浦和戦ではアレックス、ホベルト、中村北斗の3人が出場停止だが、おそらく佐伯直哉と城後寿をボランチとして起用し、その他は鹿島戦同様の布陣で臨むことになるだろう。チームの要となるダブルボランチが初コンビという不安はなくもないが、雁の巣球技場のブルーシートの向こうからは元気な声が聞こえてくるなど、チームの雰囲気はいい。2試合ぶりの先発となる佐伯は自ら守備練習を志願するなど、調整に余念はないようだ。
勝利への条件は無失点で試合を進めていくこと。その上で少ないチャンスを生かす戦い方がベストだろう。守備意識を強めるあまりに下がってしまうことや、マンマークで守ることは避けなければならない。先制点を奪われるようなことがあっても、ムキになって反撃に出ることも逆効果。どんな状況になっても勇気を出して自分たちのスタイルを貫くこと。我慢を強いられることになるだろうが、それは望むところ。我慢の先に勝利がある。
さて、浦和戦の結果にかかわらず、混沌とした厳しい戦いは終わらない。福岡を含めた3チームは既に直接対決を終えており、また実力的には甲乙つけがたいのが現状で、残留争いは最後の最後までもつれることになりそうだ。互いに相手を突き放す決め手はない。最終的には、ひとつの試合、ひとつの得点、そしてひとつのプレーを、より多く大事にしたチームが生き残ることになる。
残り試合は浦和戦を含めて8試合。布部が言うようにしびれる戦いが続く。昨日行われた試合では、残留争いのライバルである京都、C大阪が、引き分けたことでプレッシャーもかかるが、それを跳ね除けなければ結果は得られない。足りないものがあるのは承知の上。それを全員の力で補うのが福岡のスタイル。ピッチの上の11人だけではなく、ベンチ入りメンバー、サテライトのメンバー、そしてサポーターの力を合わせて戦いに臨みたい。

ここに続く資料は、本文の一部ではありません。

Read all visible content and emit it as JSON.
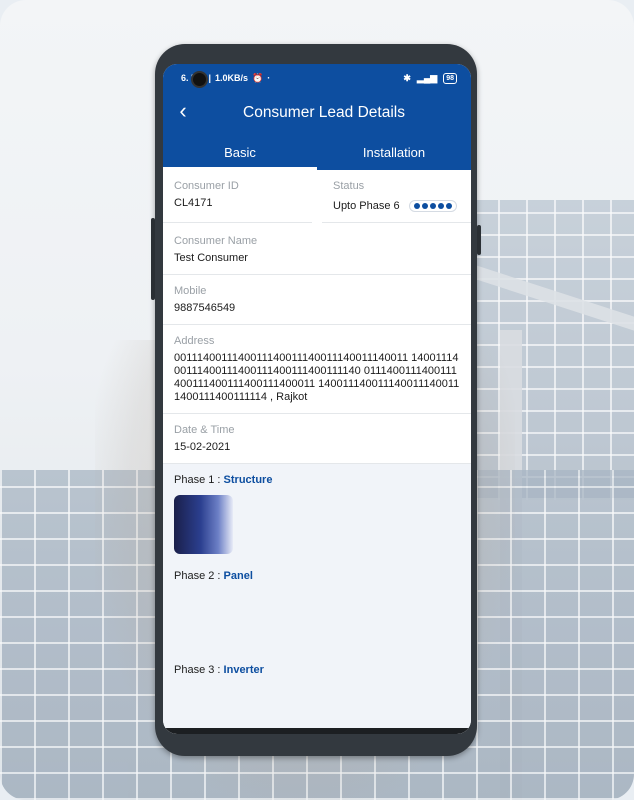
{
  "status_bar": {
    "time": "6.  PM",
    "speed": "1.0KB/s",
    "battery": "98"
  },
  "app_bar": {
    "back_icon": "chevron-left-icon",
    "title": "Consumer Lead Details"
  },
  "tabs": [
    {
      "label": "Basic",
      "active": true
    },
    {
      "label": "Installation",
      "active": false
    }
  ],
  "details": {
    "consumer_id": {
      "label": "Consumer ID",
      "value": "CL4171"
    },
    "status": {
      "label": "Status",
      "value": "Upto Phase 6",
      "dots": 5
    },
    "consumer_name": {
      "label": "Consumer Name",
      "value": "Test Consumer"
    },
    "mobile": {
      "label": "Mobile",
      "value": "9887546549"
    },
    "address": {
      "label": "Address",
      "value": "0011140011140011140011140011140011140011 1400111400111400111400111400111400111140 0111400111400111400111400111400111400011 1400111400111400111400111400111400111114 , Rajkot"
    },
    "date_time": {
      "label": "Date & Time",
      "value": "15-02-2021"
    }
  },
  "phases": [
    {
      "prefix": "Phase 1 :",
      "name": "Structure"
    },
    {
      "prefix": "Phase 2 :",
      "name": "Panel"
    },
    {
      "prefix": "Phase 3 :",
      "name": "Inverter"
    }
  ],
  "colors": {
    "primary": "#0d4ea0",
    "muted_label": "#9aa0a6",
    "phase_background": "#f1f4f9"
  }
}
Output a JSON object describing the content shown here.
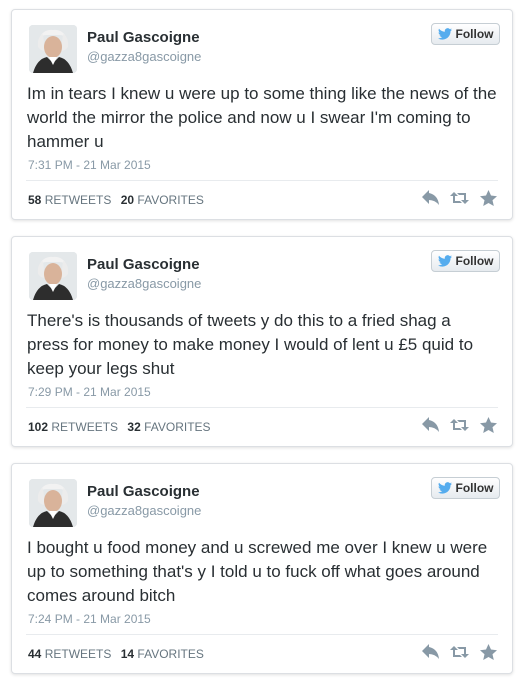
{
  "tweets": [
    {
      "name": "Paul Gascoigne",
      "handle": "@gazza8gascoigne",
      "follow_label": "Follow",
      "text": "Im in tears I knew u were up to some thing like the news of the world the mirror the police and now u I swear I'm coming to hammer u",
      "timestamp": "7:31 PM - 21 Mar 2015",
      "retweets": "58",
      "retweets_label": "RETWEETS",
      "favorites": "20",
      "favorites_label": "FAVORITES"
    },
    {
      "name": "Paul Gascoigne",
      "handle": "@gazza8gascoigne",
      "follow_label": "Follow",
      "text": "There's is thousands of tweets y do this to a fried shag a press for money to make money I would of lent u £5 quid to keep your legs shut",
      "timestamp": "7:29 PM - 21 Mar 2015",
      "retweets": "102",
      "retweets_label": "RETWEETS",
      "favorites": "32",
      "favorites_label": "FAVORITES"
    },
    {
      "name": "Paul Gascoigne",
      "handle": "@gazza8gascoigne",
      "follow_label": "Follow",
      "text": "I bought u food money and u screwed me over I knew u were up to something that's y I told u to fuck off what goes around comes around bitch",
      "timestamp": "7:24 PM - 21 Mar 2015",
      "retweets": "44",
      "retweets_label": "RETWEETS",
      "favorites": "14",
      "favorites_label": "FAVORITES"
    }
  ],
  "icons": {
    "follow": "twitter-bird-icon",
    "reply": "reply-icon",
    "retweet": "retweet-icon",
    "favorite": "star-icon"
  },
  "colors": {
    "twitter_blue": "#55acee",
    "action_gray": "#8899a6"
  }
}
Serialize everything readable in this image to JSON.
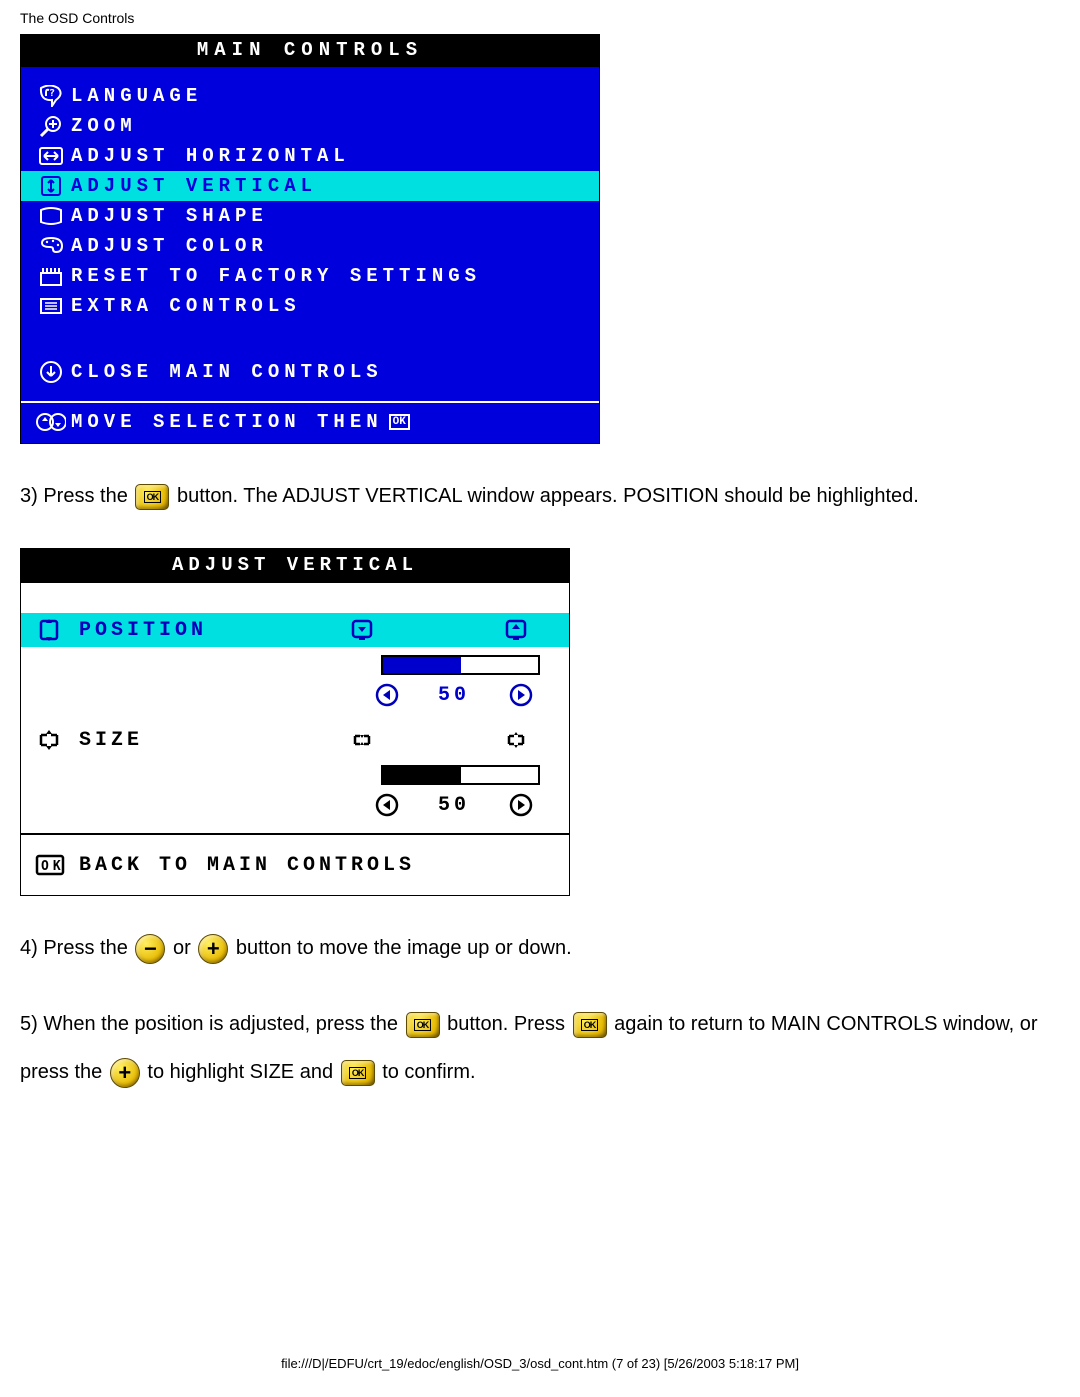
{
  "header": "The OSD Controls",
  "main_controls": {
    "title": "MAIN CONTROLS",
    "items": [
      {
        "icon": "language-icon",
        "label": "LANGUAGE",
        "highlighted": false
      },
      {
        "icon": "zoom-icon",
        "label": "ZOOM",
        "highlighted": false
      },
      {
        "icon": "adjust-horizontal-icon",
        "label": "ADJUST HORIZONTAL",
        "highlighted": false
      },
      {
        "icon": "adjust-vertical-icon",
        "label": "ADJUST VERTICAL",
        "highlighted": true
      },
      {
        "icon": "adjust-shape-icon",
        "label": "ADJUST SHAPE",
        "highlighted": false
      },
      {
        "icon": "adjust-color-icon",
        "label": "ADJUST COLOR",
        "highlighted": false
      },
      {
        "icon": "reset-icon",
        "label": "RESET TO FACTORY SETTINGS",
        "highlighted": false
      },
      {
        "icon": "extra-controls-icon",
        "label": "EXTRA CONTROLS",
        "highlighted": false
      }
    ],
    "close_label": "CLOSE MAIN CONTROLS",
    "footer_hint": "MOVE SELECTION THEN",
    "footer_ok": "OK"
  },
  "step3": {
    "a": "3) Press the ",
    "b": " button. The ADJUST VERTICAL window appears. POSITION should be highlighted."
  },
  "adjust_vertical": {
    "title": "ADJUST VERTICAL",
    "position_label": "POSITION",
    "position_value": "50",
    "position_fill_pct": 50,
    "size_label": "SIZE",
    "size_value": "50",
    "size_fill_pct": 50,
    "back_label": "BACK TO MAIN CONTROLS"
  },
  "step4": {
    "a": "4) Press the ",
    "b": " or ",
    "c": " button to move the image up or down."
  },
  "step5": {
    "a": "5) When the position is adjusted, press the ",
    "b": " button. Press ",
    "c": " again to return to MAIN CONTROLS window, or press the ",
    "d": " to highlight SIZE and ",
    "e": " to confirm."
  },
  "footer": "file:///D|/EDFU/crt_19/edoc/english/OSD_3/osd_cont.htm (7 of 23) [5/26/2003 5:18:17 PM]"
}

シーズン前に思い描いたものとは異なった展開になった2006年。それはクラブの総合力不足がもたらしたこと。望んだ形ではないが、これも必然だったのかもしれない。そして残された2ヶ月間でも、まだいろんなことが起こるかもしれない。しかし、たとえ何が起きようとも、自分たちの覚悟だけは揺るがさずに戦いたい。それがJ1残留の決め手。そしてJ1に残留することこそが福岡の未来につながると信じるからだ。
いまサポーターの間では様々なムーブメントが起こり、チームを支える思いは必死にピッチに送り、そして選手たちはその思いを受け止めながら戦っている。みんなでもがき、苦しみながら戦うシーズンは、正直に言えば苦しい思いに襲われることもある。しかし、強い気持ちこそが最も求められていること。「我慢と継続」「福岡にかかわる全ての人が試されるシーズン」。開幕前に胸に刻んだ言葉をいまこそ大事にしたい。